Assessment of the impact of reconstitution therapiescladribine tablets and alemtuzumab -on the atrophy progression among patients with relapse-remitting multiple sclerosis

Aleksandra Pogoda-Wesołowska ^1* Ignacy Stachura ² Arkadiusz Zegadło ¹ Marzena Maciągowska-Terela ¹ Karolina Sobolewska ¹ Aleksander Dębiec ¹ Jacek Staszewski ¹ Adam Stępień ¹

• ¹ Military Institute of Medicine (Poland), Warsaw, Poland
• ² University of Warsaw, Warsaw, Masovian, Poland

Immune reconstitution therapies (IRT) are highly effective therapies for multiple sclerosis (MS). Among IRT, we can distinguish partially selective therapies such as cladribine in tablets (CLAD) and non-selective therapies, which include alemtuzumab (ALEM). Today, it is known that these therapies are effective in controlling the relapse activity of the disease and the progression of clinical disability, which has been proven both in clinical trials and in real world evidence (RWE). However, there is a lack of data assessing the effect of IRT on the neurodegenerative process, which is intensified in patients with MS. The aim of the study was to assess the effect of IRT treatment on the degree and pattern of brain atrophy in patients with MS during 3 years of observation. Patients with relapsingremitting MS (RRMS) treated with CLAD and ALEM were retrospectively recruited for the study. Demographic, clinical, and magnetic resonance imaging (MRI) data were collected at 4 time points: before the treatment and one, two, and three years after the treatment. MRI examinations were analyzed volumetrically using Freesurfer software.

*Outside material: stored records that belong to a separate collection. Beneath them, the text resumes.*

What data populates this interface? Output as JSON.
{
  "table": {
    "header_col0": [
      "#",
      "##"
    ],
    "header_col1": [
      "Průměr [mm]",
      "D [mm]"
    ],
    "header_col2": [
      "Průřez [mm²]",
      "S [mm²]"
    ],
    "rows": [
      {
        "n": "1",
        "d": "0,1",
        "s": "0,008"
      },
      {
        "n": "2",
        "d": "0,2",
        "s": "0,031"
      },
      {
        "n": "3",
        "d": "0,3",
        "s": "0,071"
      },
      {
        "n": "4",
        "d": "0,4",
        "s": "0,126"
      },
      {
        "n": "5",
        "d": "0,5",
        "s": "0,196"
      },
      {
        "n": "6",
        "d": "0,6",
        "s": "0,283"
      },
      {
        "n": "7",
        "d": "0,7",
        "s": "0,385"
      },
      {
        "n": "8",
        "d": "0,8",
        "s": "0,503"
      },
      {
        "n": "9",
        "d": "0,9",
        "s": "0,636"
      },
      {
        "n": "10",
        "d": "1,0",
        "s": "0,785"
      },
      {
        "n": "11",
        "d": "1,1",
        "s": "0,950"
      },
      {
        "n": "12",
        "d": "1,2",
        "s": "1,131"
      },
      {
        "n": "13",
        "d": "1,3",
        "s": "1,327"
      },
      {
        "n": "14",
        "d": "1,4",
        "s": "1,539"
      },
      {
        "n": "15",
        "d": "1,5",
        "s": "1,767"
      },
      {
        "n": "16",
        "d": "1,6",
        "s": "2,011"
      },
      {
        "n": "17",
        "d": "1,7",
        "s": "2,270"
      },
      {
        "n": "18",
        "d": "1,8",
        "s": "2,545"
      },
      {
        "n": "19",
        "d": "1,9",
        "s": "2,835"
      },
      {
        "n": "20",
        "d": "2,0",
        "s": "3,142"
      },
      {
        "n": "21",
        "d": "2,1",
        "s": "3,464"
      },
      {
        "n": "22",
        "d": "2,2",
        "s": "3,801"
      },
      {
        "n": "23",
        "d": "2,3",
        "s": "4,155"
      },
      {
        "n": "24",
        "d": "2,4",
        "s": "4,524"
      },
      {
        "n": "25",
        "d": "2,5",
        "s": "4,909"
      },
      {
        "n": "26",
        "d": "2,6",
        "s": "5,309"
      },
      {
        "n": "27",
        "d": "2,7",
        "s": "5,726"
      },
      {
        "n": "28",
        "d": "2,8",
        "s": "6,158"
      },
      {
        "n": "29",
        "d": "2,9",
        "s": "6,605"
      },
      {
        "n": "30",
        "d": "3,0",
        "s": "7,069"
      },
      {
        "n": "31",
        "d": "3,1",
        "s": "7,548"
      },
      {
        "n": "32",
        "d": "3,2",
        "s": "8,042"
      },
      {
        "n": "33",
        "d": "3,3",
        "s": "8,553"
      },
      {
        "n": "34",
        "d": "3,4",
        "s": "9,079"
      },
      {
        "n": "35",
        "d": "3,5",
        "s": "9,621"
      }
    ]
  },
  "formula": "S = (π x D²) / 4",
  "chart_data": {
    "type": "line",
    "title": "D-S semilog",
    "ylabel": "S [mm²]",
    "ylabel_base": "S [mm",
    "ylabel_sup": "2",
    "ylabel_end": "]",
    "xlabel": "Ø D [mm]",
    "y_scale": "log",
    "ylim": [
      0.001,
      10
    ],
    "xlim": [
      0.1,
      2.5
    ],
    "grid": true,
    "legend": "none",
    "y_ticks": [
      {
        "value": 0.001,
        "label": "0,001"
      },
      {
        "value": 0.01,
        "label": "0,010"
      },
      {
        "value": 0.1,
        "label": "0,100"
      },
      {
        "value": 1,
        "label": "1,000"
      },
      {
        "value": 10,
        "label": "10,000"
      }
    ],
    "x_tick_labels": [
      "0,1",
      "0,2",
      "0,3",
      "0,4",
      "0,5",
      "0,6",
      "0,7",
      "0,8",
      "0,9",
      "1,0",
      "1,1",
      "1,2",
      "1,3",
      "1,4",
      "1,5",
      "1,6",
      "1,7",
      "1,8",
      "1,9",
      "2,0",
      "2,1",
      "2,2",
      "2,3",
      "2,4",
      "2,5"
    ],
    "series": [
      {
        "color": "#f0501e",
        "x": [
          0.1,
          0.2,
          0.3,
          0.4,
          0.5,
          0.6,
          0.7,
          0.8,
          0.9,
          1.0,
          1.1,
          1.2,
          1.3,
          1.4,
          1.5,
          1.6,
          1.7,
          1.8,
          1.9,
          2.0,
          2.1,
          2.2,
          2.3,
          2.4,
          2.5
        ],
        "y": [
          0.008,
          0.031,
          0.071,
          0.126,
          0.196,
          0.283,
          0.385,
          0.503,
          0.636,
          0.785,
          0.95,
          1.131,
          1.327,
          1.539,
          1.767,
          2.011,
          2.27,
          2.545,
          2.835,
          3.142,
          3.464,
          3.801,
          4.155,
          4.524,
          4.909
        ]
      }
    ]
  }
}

Global and regional changes in atrophy were assessed by calculating percentage changes in volume between time points. Results of drug groups were compared with each other. After 3 years of follow-up, statistically significant differences between groups were observed in hippocampus [p<0.01] and amygdala volume changes [p<0.01].Ventral diencephalon atrophy was noted in both groups. On the other hand, in both groups, no significant atrophy of white and grey matter was noted. In addition, an increase in the thalamus volume was observed. In the studied groups, IRT therapies were shown to slow down the atrophy process in MS patients to a similar extent. These therapies may play a neuroprotective role by increasing the volume of the thalamus and hippocampus. The study was limited by the small number of both groups. Therefore, further studies are needed to fully assess the effect of reconstitution therapies on neurodegenerative processes in patients with RRMS.